Effect of Precursor Salt Solution Concentration on the Size of Silver Nanoparticles Synthesized Using Aqueous Leaf Extracts of T. catappa and T. grandis Linn f.—A Green Synthesis Route

Abstract

Green route of nanoparticle synthesis has been steering research in the field of Nanobiotechnology of late, as it is known to be safer, cleaner, effective and environmentally benign in comparison to chemical and physical methods of synthesis. Plants are known to possess huge paraphernalia of bioactive phytocompounds that mediate the biosynthesis of silver nanoparticles. In the quest of green biosynthesis of silver nanoparticles, plant parts having commercial and food value have been utilized as sources.

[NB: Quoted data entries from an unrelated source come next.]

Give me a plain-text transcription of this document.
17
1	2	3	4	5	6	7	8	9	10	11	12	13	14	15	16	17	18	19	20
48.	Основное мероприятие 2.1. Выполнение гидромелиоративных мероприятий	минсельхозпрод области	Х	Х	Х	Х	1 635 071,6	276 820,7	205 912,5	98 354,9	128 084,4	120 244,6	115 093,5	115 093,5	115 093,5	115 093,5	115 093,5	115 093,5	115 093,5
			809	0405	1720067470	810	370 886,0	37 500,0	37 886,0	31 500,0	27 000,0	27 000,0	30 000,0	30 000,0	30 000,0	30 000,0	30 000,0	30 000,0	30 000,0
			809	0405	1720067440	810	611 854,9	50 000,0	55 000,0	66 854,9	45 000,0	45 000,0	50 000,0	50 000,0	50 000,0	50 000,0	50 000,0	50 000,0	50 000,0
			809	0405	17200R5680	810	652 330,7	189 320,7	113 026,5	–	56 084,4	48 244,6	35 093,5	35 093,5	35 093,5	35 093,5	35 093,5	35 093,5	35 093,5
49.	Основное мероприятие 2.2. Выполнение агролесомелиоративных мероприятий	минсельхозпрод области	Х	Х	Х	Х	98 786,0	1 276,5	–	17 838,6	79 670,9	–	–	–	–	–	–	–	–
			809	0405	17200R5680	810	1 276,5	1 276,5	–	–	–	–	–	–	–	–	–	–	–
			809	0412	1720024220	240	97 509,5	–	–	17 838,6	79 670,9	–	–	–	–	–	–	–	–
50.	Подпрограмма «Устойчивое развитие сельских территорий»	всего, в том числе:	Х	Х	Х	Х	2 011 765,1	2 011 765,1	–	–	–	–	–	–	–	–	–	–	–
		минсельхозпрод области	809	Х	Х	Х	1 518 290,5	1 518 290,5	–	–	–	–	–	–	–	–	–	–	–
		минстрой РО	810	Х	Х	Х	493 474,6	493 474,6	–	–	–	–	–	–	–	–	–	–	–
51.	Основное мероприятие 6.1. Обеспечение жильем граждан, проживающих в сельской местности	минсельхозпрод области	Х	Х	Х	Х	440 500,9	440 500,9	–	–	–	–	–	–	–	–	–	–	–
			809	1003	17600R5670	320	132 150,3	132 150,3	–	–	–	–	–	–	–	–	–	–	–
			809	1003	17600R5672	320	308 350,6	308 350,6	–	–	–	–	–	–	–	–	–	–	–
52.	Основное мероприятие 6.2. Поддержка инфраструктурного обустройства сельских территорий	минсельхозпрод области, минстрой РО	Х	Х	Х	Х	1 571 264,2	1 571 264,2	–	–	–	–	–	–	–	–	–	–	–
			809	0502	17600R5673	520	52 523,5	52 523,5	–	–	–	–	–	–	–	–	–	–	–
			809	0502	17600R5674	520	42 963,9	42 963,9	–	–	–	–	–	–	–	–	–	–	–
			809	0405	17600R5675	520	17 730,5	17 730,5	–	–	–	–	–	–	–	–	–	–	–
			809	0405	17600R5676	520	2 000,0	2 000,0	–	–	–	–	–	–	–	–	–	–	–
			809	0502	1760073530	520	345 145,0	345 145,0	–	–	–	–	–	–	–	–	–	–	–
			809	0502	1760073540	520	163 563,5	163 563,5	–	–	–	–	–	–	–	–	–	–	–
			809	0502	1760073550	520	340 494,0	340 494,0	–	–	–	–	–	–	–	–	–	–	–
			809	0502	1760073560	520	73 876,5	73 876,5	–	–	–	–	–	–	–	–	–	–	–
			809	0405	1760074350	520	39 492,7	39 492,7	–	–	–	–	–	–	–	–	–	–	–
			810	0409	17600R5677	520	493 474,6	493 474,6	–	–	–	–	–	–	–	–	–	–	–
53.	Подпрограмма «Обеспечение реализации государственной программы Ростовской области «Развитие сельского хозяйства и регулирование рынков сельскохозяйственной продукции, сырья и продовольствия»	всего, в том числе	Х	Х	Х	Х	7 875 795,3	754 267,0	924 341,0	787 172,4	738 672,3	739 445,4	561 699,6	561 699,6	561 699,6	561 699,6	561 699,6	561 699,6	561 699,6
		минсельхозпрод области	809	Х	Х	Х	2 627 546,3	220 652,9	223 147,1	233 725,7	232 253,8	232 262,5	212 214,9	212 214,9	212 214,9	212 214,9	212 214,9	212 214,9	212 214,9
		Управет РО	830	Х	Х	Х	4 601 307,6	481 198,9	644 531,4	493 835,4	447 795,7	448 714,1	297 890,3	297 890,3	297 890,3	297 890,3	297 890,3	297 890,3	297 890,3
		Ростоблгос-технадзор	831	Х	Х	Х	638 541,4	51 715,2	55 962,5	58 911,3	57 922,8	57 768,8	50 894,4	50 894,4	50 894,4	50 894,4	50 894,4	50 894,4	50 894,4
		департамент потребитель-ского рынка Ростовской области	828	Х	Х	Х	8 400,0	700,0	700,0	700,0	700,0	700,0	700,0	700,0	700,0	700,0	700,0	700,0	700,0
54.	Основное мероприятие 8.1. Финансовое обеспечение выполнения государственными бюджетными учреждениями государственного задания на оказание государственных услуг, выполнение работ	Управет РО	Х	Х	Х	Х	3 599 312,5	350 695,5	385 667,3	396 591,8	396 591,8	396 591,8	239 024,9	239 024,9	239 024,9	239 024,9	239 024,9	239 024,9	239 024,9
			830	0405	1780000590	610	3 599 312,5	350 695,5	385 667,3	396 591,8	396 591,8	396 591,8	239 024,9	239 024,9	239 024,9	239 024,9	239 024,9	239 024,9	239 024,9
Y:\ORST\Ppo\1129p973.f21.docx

The aqueous leaves of Terminalia catappa (Indian almond tree) and T. grandis Linn f (Teak tree) are used in the present study in the biosynthesis of silver nanoparticles, as these resources of bioactive phytocompounds are effectual in biosynthesis of nanoparticles, abundantly available as an agrowaste and inexpensive. Green biosynthesis of silver nanoparticles was successfully carried out using the aqueous leaf extracts of Terminalia catappa (Indian almond tree) and T. grandis Linn f (Teak tree). The effect of the precursor salt solution concentration upon the morphology and size of the silver nanoparticles being synthesized by the aqueous leaf extracts of Terminalia catappa and T. grandis Linn f was studied. Studying the effect of precursor salt concentration upon the size of nanoparticles shall enable the maneuvering of synthesis parameter to obtain nanoparticles of desired dimensions. This route of biosynthesis was found to be cost effective, offered easy downstream processing with low chemical footprint and is reliable and can be used for large scale synthesis of silver nanoparticles.